Working Skillfully in Complexity (for VDDD)

For: [Virtual open Space] Systems Thinking and Skillful Interaction

20 September, 2023

Keynote by Jessica Kerr, jessitron.com

These are my notes, publishing for people who were there (or anyone who wants to read them)

Working Skillfully in Complexity

Plan: about half on the technical side of sociotechnical systems, half on social.

I can’t define what Systems Thinking is. It is many things to many people. Personally, my focus area is symmathesy in software teams.

I can tell you some things Systems Thinking is not.

Systems Thinking is NOT linear.

We don’t get a nice clean cause-and-effect story out of it. We get many stories instead. (just as systems thinking is many things)

For instance, if there’s a big production incident, you’re a cannabis distribution company and you’re down for 12 hours on 4/20. Your developers are digging through logs, arguing about what’s the real error. Your infrastructure people are rolling back deploys and restarting processes in hope. After that, after your business lost millions of dollars in business and ??? in reputation – why did that suffering happen? Who fell down on the job?

When software has grown into multiplicitous distributed systems, it can be really hard to tell.

Systems Thinking is NOT simplifying. It is working with complexity.

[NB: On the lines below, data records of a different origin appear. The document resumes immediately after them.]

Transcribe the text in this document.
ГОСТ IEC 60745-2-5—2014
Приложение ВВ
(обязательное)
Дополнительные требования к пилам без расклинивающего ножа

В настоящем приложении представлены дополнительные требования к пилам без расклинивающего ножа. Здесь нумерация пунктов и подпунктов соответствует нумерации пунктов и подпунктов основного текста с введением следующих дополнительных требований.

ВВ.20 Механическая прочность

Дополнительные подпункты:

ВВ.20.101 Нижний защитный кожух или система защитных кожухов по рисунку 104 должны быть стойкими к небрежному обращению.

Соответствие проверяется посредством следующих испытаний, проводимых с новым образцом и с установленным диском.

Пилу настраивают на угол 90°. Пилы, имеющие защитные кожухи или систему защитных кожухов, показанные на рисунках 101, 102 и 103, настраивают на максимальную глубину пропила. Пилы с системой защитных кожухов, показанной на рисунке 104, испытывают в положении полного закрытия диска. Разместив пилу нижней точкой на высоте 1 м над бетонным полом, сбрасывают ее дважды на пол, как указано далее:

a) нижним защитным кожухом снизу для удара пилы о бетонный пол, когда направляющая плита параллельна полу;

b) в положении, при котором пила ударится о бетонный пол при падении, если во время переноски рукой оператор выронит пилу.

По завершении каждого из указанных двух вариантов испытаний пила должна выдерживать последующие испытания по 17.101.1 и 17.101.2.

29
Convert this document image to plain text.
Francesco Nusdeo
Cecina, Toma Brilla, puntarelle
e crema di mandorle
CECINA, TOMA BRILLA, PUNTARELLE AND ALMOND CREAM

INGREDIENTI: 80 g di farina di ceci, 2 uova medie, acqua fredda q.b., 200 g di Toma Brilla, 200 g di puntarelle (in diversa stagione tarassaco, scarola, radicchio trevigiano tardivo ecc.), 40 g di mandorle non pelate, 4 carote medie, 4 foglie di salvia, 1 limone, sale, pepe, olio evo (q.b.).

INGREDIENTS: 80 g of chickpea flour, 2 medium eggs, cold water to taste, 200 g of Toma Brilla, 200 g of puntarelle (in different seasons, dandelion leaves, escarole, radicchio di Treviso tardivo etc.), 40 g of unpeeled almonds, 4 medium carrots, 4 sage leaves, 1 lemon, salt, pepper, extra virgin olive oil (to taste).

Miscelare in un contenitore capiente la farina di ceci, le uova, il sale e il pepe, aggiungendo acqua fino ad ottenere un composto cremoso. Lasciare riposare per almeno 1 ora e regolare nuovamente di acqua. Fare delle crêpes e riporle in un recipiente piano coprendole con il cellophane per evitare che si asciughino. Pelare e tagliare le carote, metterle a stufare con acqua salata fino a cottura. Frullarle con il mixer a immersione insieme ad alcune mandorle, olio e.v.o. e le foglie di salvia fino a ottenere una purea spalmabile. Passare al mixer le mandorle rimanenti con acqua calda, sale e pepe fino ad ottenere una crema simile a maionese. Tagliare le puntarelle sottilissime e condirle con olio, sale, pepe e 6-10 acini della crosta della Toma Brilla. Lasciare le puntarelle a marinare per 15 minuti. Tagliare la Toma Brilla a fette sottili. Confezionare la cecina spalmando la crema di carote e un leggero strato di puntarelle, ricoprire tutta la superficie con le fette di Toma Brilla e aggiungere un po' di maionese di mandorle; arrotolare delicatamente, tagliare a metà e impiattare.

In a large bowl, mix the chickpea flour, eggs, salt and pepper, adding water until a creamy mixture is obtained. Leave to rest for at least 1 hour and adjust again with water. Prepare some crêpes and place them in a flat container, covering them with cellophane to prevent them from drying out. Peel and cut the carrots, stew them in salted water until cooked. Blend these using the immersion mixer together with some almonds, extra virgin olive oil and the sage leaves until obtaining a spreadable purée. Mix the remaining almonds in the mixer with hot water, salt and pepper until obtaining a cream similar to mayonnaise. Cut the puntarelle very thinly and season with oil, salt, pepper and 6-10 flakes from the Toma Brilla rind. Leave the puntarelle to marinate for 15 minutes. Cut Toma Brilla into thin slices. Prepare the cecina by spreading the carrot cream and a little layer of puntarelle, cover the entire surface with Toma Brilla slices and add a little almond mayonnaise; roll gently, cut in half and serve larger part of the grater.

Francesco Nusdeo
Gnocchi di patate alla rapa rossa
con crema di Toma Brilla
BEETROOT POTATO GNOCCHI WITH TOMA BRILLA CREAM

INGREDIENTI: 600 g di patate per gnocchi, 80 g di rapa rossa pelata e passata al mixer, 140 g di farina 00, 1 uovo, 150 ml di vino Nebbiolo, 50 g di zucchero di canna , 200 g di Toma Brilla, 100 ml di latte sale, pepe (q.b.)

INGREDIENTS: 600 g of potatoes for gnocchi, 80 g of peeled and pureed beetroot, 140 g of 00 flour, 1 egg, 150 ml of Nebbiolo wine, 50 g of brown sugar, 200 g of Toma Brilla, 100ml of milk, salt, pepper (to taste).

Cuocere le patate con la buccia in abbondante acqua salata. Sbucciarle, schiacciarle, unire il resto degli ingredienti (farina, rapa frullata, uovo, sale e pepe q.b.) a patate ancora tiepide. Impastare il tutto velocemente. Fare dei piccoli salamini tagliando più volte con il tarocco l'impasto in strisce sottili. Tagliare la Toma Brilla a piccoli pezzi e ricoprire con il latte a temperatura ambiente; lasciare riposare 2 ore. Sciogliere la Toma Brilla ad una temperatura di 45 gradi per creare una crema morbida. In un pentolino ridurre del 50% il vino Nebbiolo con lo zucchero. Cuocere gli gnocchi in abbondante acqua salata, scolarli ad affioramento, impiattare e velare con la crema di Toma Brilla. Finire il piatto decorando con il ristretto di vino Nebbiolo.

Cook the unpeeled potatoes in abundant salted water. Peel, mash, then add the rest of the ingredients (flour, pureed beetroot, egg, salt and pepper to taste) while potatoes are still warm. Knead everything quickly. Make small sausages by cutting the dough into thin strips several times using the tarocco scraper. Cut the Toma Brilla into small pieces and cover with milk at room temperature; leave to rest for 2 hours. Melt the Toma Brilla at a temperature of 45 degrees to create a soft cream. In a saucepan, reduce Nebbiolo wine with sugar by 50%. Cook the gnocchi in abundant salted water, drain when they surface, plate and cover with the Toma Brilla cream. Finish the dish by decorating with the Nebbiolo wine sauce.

Microservices said, shrink the parts until each one is simple!
So their interrelations are more complex than ever.
All our Reasoning About Code ends at the process boundary.
- So does “100%” test coverage, even with property-based testing. Because you did not test every possible network partition.

Systems Thinking does NOT predict. Instead, it responds.

We can’t stop incidents from happening.

In software, in our distributed systems, we have the opportunity to make the software easier to respond to, by making it tell us what’s going on.

This is Observability. I want to describe the state of the art in observability–which is distributed tracing–and explain how it works in enough detail that it makes sense.

Now to PowerPoint — and explain how observability works.

With distributed tracing, we see the shape of the forest (overall system health; whether the user experience is degraded) AND some relevant individual trees (requests that failed or were slow, plus representative happy requests).

Systems Thinking is NOT “the bigger picture.” It is the current, local picture in its context with its constituents.

We aren’t trying to solve for every team, every software system.

Systems Thinking (or at least, Symmathesy) is NOT abstract. It is particular.

Sure, there are patterns of forces with circularities, and so fall outside of linear, “rational” thought. These can be useful. But abstraction is not the point. Generality is not the point. Understanding is the point, understanding the system we are working in and on.

So how do we see inside this system?

We ask people. Individually. Listen and watch. “People have a very rich debugging interface, not totally reliable.”

Ask, how do you feel about this? Can you say more? How do you think this works?

And it’s OK for different stories to contradict.

Aim for shared language within scope. (But never universal language, not a thing.)

Systems Thinking is NOT universal. It is what works right here.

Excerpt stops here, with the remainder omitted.